Shooting the Rapids

2017 | Bronze edition: 35 | Width of base: 29″ | Height: 27″

The fur trade was the economic imperative, the life’s blood of New France. In the early 17TH c. the Huron were the primary trading partners of the French supplying about 10,000 beaver pelts annually. The majority of the pelts, (as well as those of moose, lynx, fox, otter, martin, badger and muskrat), were collected by the Huron from Algonkian tribes along the Ottawa River but especially from the North where furs exceeding both in quality and quantity could be obtained. The medium of exchange for the furs was primarily corn which the Huron grew in abundance as a commercial crop.

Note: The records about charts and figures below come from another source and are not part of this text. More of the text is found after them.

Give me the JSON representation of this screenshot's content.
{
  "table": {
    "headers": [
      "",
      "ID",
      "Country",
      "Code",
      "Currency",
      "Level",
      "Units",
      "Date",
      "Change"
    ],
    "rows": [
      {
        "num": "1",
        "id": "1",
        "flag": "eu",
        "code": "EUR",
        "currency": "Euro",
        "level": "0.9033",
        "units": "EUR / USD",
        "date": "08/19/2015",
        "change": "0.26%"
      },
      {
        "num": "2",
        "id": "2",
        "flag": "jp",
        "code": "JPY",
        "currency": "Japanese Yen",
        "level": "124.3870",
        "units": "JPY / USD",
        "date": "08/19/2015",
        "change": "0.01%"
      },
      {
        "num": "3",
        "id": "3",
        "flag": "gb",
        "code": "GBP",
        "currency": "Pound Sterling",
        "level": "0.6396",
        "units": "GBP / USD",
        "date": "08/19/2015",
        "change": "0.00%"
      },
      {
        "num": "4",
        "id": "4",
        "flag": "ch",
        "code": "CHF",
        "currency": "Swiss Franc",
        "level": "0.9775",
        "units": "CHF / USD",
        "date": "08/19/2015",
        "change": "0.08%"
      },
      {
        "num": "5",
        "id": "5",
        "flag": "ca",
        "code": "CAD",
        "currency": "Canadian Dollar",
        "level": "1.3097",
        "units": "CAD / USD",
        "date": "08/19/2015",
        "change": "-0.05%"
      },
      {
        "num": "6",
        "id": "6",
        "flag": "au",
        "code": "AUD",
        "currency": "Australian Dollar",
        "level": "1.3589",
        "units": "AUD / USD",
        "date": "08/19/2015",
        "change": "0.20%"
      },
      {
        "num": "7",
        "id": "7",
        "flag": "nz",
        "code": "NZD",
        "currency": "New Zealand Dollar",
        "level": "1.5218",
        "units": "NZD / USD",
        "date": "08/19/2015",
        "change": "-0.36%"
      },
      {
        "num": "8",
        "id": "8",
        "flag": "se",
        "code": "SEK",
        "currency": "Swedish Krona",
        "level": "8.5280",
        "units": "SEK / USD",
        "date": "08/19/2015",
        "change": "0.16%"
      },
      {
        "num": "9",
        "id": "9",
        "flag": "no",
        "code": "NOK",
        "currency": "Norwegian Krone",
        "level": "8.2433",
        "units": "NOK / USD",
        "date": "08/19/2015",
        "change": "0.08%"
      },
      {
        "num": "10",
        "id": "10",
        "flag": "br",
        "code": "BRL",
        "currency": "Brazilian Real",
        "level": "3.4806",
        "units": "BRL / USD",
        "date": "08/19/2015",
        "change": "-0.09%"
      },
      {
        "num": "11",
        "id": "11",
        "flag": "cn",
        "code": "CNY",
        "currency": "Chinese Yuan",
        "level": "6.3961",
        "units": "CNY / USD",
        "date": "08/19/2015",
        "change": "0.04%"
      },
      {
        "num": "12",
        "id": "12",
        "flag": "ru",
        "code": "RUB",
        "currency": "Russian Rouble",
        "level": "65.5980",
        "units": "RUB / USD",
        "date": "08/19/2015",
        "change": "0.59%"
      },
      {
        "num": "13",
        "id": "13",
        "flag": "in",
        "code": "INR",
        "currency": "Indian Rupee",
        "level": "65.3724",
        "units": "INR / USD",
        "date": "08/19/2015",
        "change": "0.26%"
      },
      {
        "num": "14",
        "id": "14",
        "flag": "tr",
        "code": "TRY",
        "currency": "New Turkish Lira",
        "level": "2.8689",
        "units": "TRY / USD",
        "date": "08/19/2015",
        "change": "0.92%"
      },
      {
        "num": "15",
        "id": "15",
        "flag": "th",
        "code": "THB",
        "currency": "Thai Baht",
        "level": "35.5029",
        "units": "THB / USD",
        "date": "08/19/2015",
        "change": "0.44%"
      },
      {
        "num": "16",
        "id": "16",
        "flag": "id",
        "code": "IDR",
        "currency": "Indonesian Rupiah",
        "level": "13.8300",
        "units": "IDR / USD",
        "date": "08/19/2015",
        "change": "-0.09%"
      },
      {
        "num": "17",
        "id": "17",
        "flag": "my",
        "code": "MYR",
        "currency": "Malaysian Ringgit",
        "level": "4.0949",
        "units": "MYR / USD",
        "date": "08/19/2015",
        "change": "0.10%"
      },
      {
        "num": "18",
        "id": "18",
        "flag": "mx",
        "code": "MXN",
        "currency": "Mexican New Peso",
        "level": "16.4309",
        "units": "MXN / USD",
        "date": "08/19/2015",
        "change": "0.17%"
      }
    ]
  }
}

The symbiotic trade relationship between the agricultural Huron and the hunting people of the North was established long before European contact. The Huron incorporated the French and their exotic trade goods into that existing trade network. European contact in the early 17THc. between the Huron and the French (and similarly between the Iroquois and the Dutch) and the introduction of European trade goods stimulated a higher level of artistic expression among native people in: bone and wood carving, metal working, pipe and wampum manufacture and the working of textile fabrics. The result was a florescence of an already dynamic artistic tradition and in greater wealth generally.

A trip from the Huron Country to Quebec took about a month with up to 100 stretches of rough water necessitating laborious portages. The Huron approached the French trading stations by way of the Riviere des Praires to the north of Montreal island or through the Lachine rapids to the south. “Lachine” in French means “China”. These rapids derive their name, somewhat derisively, from the fact that this was the route believed by Jacques Cartier to be the Northwest Passage to the Orient. On his second voyage to the New World in 1535 Cartier penetrated the St. Lawrence as far as these rapids. Unable to get past them he mistakenly believed China lay Just beyond. Shooting the Lachine rapids required of the Huron canoe men great skill and daring, both of which qualities they possessed.

The Huron attributed much of the technological skill of the French to magic. Thus, the ability of the French would have seemed connected less to technological superiority than to luck in acquiring magical arts. The possession by the French of a particular kind of magic was no indication of their intrinsic cultural superiority. To the contrary, there is much evidence that the Huron looked upon the French as inferior, reflecting the high opinion the Huron had of themselves. They regarded the difficulties the French had in learning to speak Huron as evidence of their stupidity and thus explained all the difficulties the French had in acquiring skills the Huron held to be commonplace. The Huron also ridiculed beards as unnatural and disfiguring and feigned amazement that women would look favorably on a man who had one. They claimed beards were the cause of intellectual difficulties of the French. The Huron fancied themselves superior to the French, not only because they were taller and more robust physically but because they had no facial hair and therefore were more intelligent.